How to Punish a Servant-Thief in Colonial Philadelphia

Dateline: 25 September 1703: Servant John Noyse stole a watch, etc. and had to be punished. But how? This short primary source is perfect for students and teachers and other researchers.

Let’s begin with the councilmen.

Council:

Edward Shippen, John Guest, Samuel Carpenter, Griffith Owen, Samuel Finney, Caleb Pusey

25 Sep 1703, at a Council held at Philadelphia

The transcription has been modernized:

A petition from John Noyse, prisoner in the common jail of Philadelphia, to this board was read, humbly showing that:

The said petitioner, a servant of John Webb of they city of Philadelphia, was committed to the said jail for taking a watch etc., from John Guy; and being convicted of the same at the last Quarter Sessions [court of law], [he] was ordered to pay eight pounds and to receive five lashes on his back, at the bell of the said city, which punishment of the 5 lashes upon a hearty sorrow for his said offence and upon a due submission he humbly prays [begs, asks] this board that they would be pleased to remit.

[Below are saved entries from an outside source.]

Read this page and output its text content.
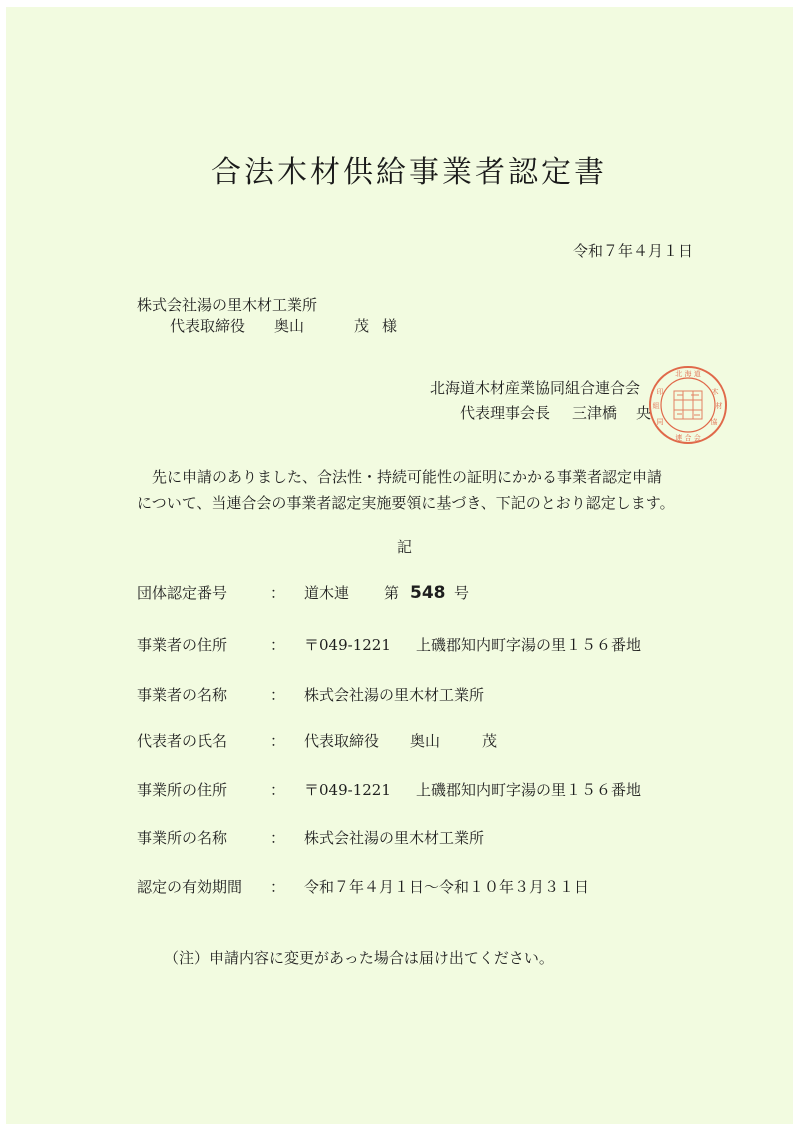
合法木材供給事業者認定書
令和７年４月１日
株式会社湯の里木材工業所
代表取締役 奥山	茂 様
北海道木材産業協同組合連合会
代表理事会長 三津橋 央
北 海 道
木
材
協
連 合 会
同
組
印
先に申請のありました、合法性・持続可能性の証明にかかる事業者認定申請
について、当連合会の事業者認定実施要領に基づき、下記のとおり認定します。
記
団体認定番号	： 道木連 第 548 号
事業者の住所	： 〒049-1221 上磯郡知内町字湯の里１５６番地
事業者の名称	： 株式会社湯の里木材工業所
代表者の氏名	： 代表取締役 奥山	茂
事業所の住所	： 〒049-1221 上磯郡知内町字湯の里１５６番地
事業所の名称	： 株式会社湯の里木材工業所
認定の有効期間 ： 令和７年４月１日～令和１０年３月３１日
（注）申請内容に変更があった場合は届け出てください。
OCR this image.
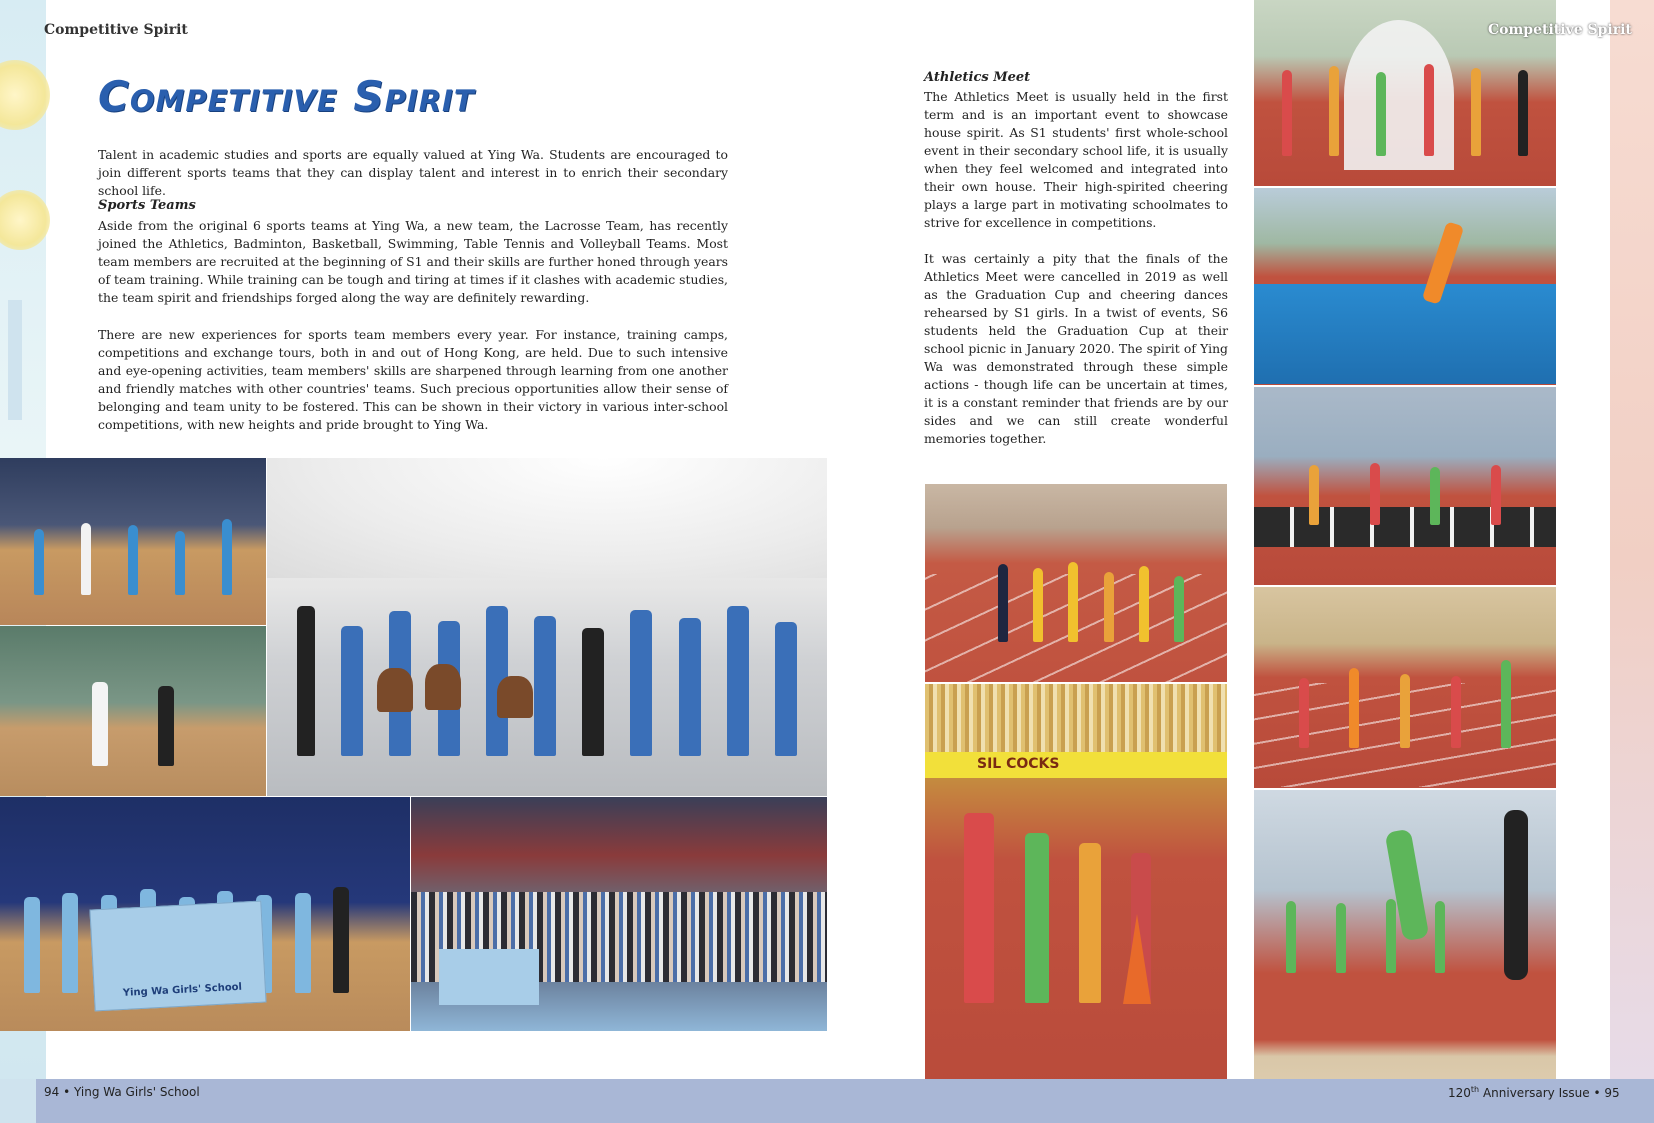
Competitive Spirit	Competitive Spirit
Competitive Spirit

Talent in academic studies and sports are equally valued at Ying Wa. Students are encouraged to join different sports teams that they can display talent and interest in to enrich their secondary school life.

Sports Teams

Aside from the original 6 sports teams at Ying Wa, a new team, the Lacrosse Team, has recently joined the Athletics, Badminton, Basketball, Swimming, Table Tennis and Volleyball Teams. Most team members are recruited at the beginning of S1 and their skills are further honed through years of team training. While training can be tough and tiring at times if it clashes with academic studies, the team spirit and friendships forged along the way are definitely rewarding.

There are new experiences for sports team members every year. For instance, training camps, competitions and exchange tours, both in and out of Hong Kong, are held. Due to such intensive and eye-opening activities, team members' skills are sharpened through learning from one another and friendly matches with other countries' teams. Such precious opportunities allow their sense of belonging and team unity to be fostered. This can be shown in their victory in various inter-school competitions, with new heights and pride brought to Ying Wa.

Athletics Meet

The Athletics Meet is usually held in the first term and is an important event to showcase house spirit. As S1 students' first whole-school event in their secondary school life, it is usually when they feel welcomed and integrated into their own house. Their high-spirited cheering plays a large part in motivating schoolmates to strive for excellence in competitions.

It was certainly a pity that the finals of the Athletics Meet were cancelled in 2019 as well as the Graduation Cup and cheering dances rehearsed by S1 girls. In a twist of events, S6 students held the Graduation Cup at their school picnic in January 2020. The spirit of Ying Wa was demonstrated through these simple actions - though life can be uncertain at times, it is a constant reminder that friends are by our sides and we can still create wonderful memories together.

Ying Wa Girls' School
SIL COCKS
94 • Ying Wa Girls' School	120th Anniversary Issue • 95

Which prayer being taken into consideration, and the petitioner’s circumstances duly weighted, this board is favorably pleased to order the said punishment of five lashes, ordered by the court to be inflicted on the said John Noyse (as by a copy of the minutes of the court duly certified appears), be remitted, and accordingly they are hereby remitted and hereby the said John Noyse is discharged from the same;

Of which the sheriff of the city and county is hereby ordered to take notice and to act accordingly.

Transcription ends.

The Bible says lashes on the bareback is a valid punishment (Deut. 25:2-3). However, it looks like the Council withdrew or remitted this punishment because of Noyse’s circumstances. Which circumstances? Was the boy mentally or physically handicapped? We don’t know. But mercy is often the best way forward in certain circumstances.

SOURCE

Minutes of the Provincial Council of Pennsylvania from the Organization to the Termination of the Proprietary Government, containing the Proceedings of Council from December 18 1700 to May 16 1717, vol. II, (Harrisburg Theophilus Fenn, 1838), p. 103.